More waiting and anticipating. But at least I have appointments and procedures to focus on so it doesn't feel so much like waiting.
Also today, I pulled all my resolve together and decided to take action in the one area where I don't need a doctor's appointment to prepare: I cut my hair.
More accurately, my stylist of five years cut my hair and my friend Julia came with me for moral support so I made her take photos.
I was so nervous to tell my stylist about the cancer. It just feels like this leaden weight I pass along. It is tough enough to tell people I know well but those second and third layers of people outside the inner circle are the question marks.
Lately I feel every day, normal conversations are taking place under this giant bubble hanging between us that reads: "I have breast cancer." For example, monthly firm lunch today, I sit with a random assortment of people and exchange pleasantries. The innocent question of "what's new with you" is posed. The bubble swells and grows to fill the space between us as I chatter on and on about an approaching half-marathon I may not have the opportunity to run. I tell another co-worker "yes, I have been just taking some time to catch up on personal items now that my large case has mostly wrapped up" because how can I just blurt out "no, actually I have cancer" when he inquires about my frequent absences lately. I'll tell him when he gets back from vacation, I decided as the I-have-breast-cancer bubble squeezes me awkwardly out of the room.
But my stylist handled it gracefully and told me she has been through this with clients before. We made it fun. I gave her permission to do whatever she wants with my hair.
After she exclaimed what good fortune it was her next appointment was canceled so she could take her time, she put me in two braids and prepared to chop them off.
In no time at all, there my braid was sitting creepily on its own on the vanity.
There was something so liberating about just lopping all the length off at once in such a seemingly haphazard manner.
You see, I've never been very brave with my hair. I never went through any rebellious experimentalism in high school or college. Unless you count the part where I died my hair so that it had the ever so slight tinge of magenta in the sunlight and I panicked and thought it was purple and made my mom help me die it back to normal. I don't.
So lopping off two mis-matched braids at once felt rebellious and liberating all at once. Plus, I get to ship them off to Locks of Love to help kids with cancer.
I then had the best shampoo head massage I have ever had. Ever. The shampoo person is different every time I visit and often they are so tentative about barely rubbing your head but this guy - he was amazing. Plus, he called me sunshine and said I brought sunshine inside on a dreary rainy day. Cheesy? Yes. But I will take it.

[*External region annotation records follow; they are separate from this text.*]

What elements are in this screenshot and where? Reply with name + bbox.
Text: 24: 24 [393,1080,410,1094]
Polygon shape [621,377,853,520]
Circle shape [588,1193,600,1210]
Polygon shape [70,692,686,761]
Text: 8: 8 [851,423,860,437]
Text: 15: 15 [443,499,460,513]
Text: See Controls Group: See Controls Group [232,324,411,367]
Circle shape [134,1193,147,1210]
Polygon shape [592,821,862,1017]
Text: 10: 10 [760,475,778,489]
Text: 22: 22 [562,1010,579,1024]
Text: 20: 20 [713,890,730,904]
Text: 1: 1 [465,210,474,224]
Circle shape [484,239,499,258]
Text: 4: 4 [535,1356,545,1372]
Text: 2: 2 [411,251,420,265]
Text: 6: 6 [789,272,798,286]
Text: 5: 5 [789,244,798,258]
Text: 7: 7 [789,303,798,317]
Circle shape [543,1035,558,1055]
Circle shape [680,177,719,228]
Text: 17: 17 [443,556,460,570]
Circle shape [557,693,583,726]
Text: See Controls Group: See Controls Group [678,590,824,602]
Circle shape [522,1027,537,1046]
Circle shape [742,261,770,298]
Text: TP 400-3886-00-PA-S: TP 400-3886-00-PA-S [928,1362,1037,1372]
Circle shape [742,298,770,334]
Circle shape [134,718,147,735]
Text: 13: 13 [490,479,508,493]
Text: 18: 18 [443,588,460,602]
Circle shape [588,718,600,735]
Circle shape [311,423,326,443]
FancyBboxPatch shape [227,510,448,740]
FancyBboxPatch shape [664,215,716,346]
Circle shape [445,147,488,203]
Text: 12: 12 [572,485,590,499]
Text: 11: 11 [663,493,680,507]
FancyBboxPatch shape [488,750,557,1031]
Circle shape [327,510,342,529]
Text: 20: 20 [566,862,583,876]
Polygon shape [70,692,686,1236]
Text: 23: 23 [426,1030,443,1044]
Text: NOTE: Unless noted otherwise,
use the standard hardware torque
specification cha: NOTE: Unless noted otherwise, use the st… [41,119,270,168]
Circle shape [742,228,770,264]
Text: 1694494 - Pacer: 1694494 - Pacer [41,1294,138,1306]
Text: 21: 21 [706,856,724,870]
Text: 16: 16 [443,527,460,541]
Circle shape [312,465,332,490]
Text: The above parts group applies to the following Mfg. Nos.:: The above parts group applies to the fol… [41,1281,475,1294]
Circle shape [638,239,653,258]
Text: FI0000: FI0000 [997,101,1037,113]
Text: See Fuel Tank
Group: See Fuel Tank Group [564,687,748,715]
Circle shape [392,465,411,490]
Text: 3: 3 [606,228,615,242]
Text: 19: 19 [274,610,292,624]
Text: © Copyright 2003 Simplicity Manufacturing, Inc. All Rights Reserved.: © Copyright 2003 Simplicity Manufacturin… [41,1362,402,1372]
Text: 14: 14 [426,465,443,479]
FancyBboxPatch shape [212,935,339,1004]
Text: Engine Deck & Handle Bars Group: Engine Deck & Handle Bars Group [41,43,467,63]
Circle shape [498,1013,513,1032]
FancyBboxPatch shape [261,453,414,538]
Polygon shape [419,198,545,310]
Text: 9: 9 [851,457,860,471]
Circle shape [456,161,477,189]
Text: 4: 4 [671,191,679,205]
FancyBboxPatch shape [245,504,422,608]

Then I was in Jenny's chair sitting still and chit chatting about cancer and hair styles and dancing and other odds and ends.

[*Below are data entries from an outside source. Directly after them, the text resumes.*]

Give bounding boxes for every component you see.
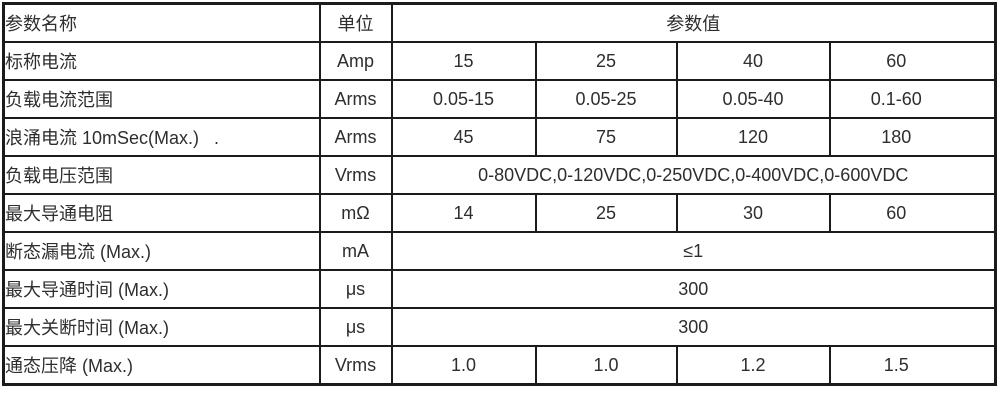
value-cell: 0.1-60: [828, 79, 997, 119]
header-param-value: 参数值: [390, 2, 997, 43]
value-cell: 0.05-40: [675, 79, 831, 119]
spec-table-body: 标称电流 Amp 15 25 40 60 负载电流范围 Arms 0.05-15 0.05-25 0…: [2, 41, 997, 386]
param-name-cell: 最大关断时间 (Max.): [2, 307, 321, 347]
param-name-cell: 负载电流范围: [2, 79, 321, 119]
unit-cell: mΩ: [318, 193, 393, 233]
value-cell: 45: [390, 117, 537, 157]
param-name-cell: 标称电流: [2, 41, 321, 81]
value-cell: 120: [675, 117, 831, 157]
value-span-cell: 300: [390, 307, 997, 347]
value-cell: 14: [390, 193, 537, 233]
value-span-cell: 0-80VDC,0-120VDC,0-250VDC,0-400VDC,0-600…: [390, 155, 997, 195]
param-name-cell: 负载电压范围: [2, 155, 321, 195]
unit-cell: Vrms: [318, 155, 393, 195]
value-cell: 75: [534, 117, 678, 157]
header-unit: 单位: [318, 2, 393, 43]
value-cell: 30: [675, 193, 831, 233]
header-param-name: 参数名称: [2, 2, 321, 43]
value-cell: 40: [675, 41, 831, 81]
value-cell: 1.5: [828, 345, 997, 386]
unit-cell: Arms: [318, 79, 393, 119]
value-span-cell: ≤1: [390, 231, 997, 271]
param-name-cell: 最大导通电阻: [2, 193, 321, 233]
table-row: 标称电流 Amp 15 25 40 60: [2, 41, 997, 81]
parameter-spec-table: 参数名称 单位 参数值 标称电流 Amp 15 25 40 60 负载电流范围 Arms 0.0…: [2, 2, 997, 386]
table-row: 通态压降 (Max.) Vrms 1.0 1.0 1.2 1.5: [2, 345, 997, 386]
param-name-cell: 浪涌电流 10mSec(Max.) .: [2, 117, 321, 157]
unit-cell: Vrms: [318, 345, 393, 386]
value-cell: 0.05-25: [534, 79, 678, 119]
value-cell: 1.0: [390, 345, 537, 386]
table-row: 最大导通时间 (Max.) μs 300: [2, 269, 997, 309]
value-cell: 25: [534, 193, 678, 233]
value-cell: 60: [828, 193, 997, 233]
value-cell: 15: [390, 41, 537, 81]
value-span-cell: 300: [390, 269, 997, 309]
value-cell: 60: [828, 41, 997, 81]
unit-cell: mA: [318, 231, 393, 271]
table-row: 最大导通电阻 mΩ 14 25 30 60: [2, 193, 997, 233]
unit-cell: μs: [318, 307, 393, 347]
value-cell: 25: [534, 41, 678, 81]
table-row: 浪涌电流 10mSec(Max.) . Arms 45 75 120 180: [2, 117, 997, 157]
value-cell: 180: [828, 117, 997, 157]
value-cell: 1.0: [534, 345, 678, 386]
unit-cell: Arms: [318, 117, 393, 157]
table-row: 断态漏电流 (Max.) mA ≤1: [2, 231, 997, 271]
unit-cell: μs: [318, 269, 393, 309]
unit-cell: Amp: [318, 41, 393, 81]
value-cell: 1.2: [675, 345, 831, 386]
param-name-cell: 最大导通时间 (Max.): [2, 269, 321, 309]
table-row: 负载电压范围 Vrms 0-80VDC,0-120VDC,0-250VDC,0-40…: [2, 155, 997, 195]
value-cell: 0.05-15: [390, 79, 537, 119]
param-name-cell: 通态压降 (Max.): [2, 345, 321, 386]
table-row: 最大关断时间 (Max.) μs 300: [2, 307, 997, 347]
param-name-cell: 断态漏电流 (Max.): [2, 231, 321, 271]
table-row: 负载电流范围 Arms 0.05-15 0.05-25 0.05-40 0.1-60: [2, 79, 997, 119]
table-header-row: 参数名称 单位 参数值: [2, 2, 997, 43]
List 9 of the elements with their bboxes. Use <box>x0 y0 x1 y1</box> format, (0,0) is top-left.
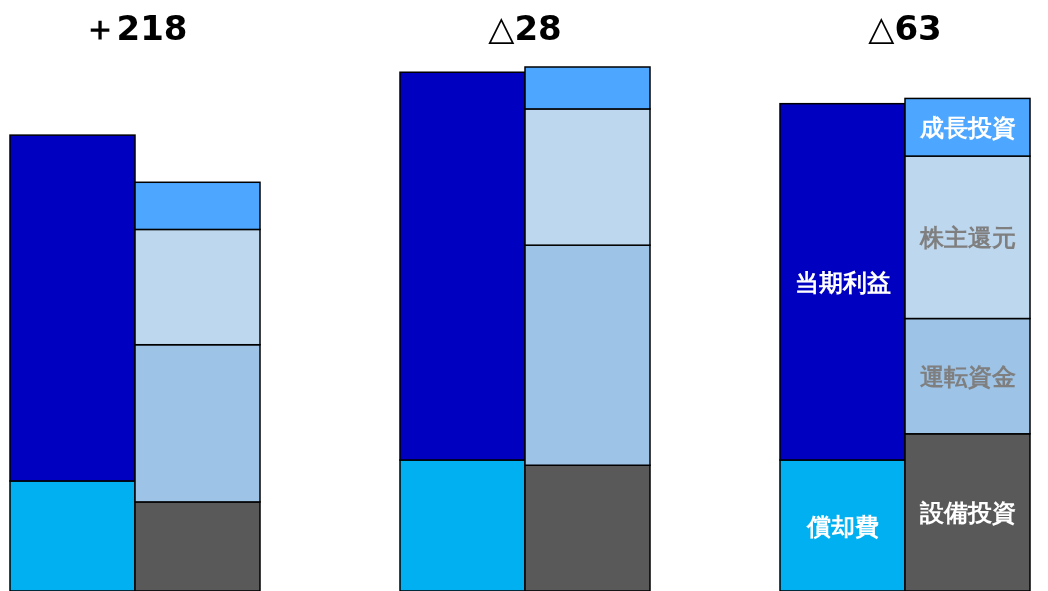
series-label: 償却費 <box>805 512 879 541</box>
series-label: 当期利益 <box>794 268 891 297</box>
text: △28 <box>488 8 562 48</box>
series-label: 株主還元 <box>918 224 1016 253</box>
series-label: 成長投資 <box>918 114 1016 143</box>
text: ＋218 <box>82 8 188 48</box>
series-label: 運転資金 <box>919 363 1016 392</box>
series-label: 設備投資 <box>918 499 1016 528</box>
text: △63 <box>868 8 942 48</box>
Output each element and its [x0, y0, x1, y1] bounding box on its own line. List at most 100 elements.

I think my stylist loved the whole thing because she really got to put all her amazing skills to work.
I got more and more excited as it progressed, not quite knowing how it would all turn out because I gave her free license to do whatever she wanted.
Jenny was a blur of activity as she snipped and cut and combed and measured to get everything just so.
And I tried to be patient with all that hair in my eyes . . . my least favorite thing about getting my hair cut.
My patience was happily rewarded in the big reveal.
And after some more careful disheveling and tweaking and several big hugs, I thanked Jenny and promised I would be back when my hair came back so she could make my hair amazing again.
Since I was suddenly feeling so chic and somehow French, Julia and I had dinner at Le Pain Quotidien while I adjusted to the breeze on my neck.
Cancer is good for something - giving me the courage to chop off all my hair so I could text a photo to friends who uniformly approved of my sexy new look.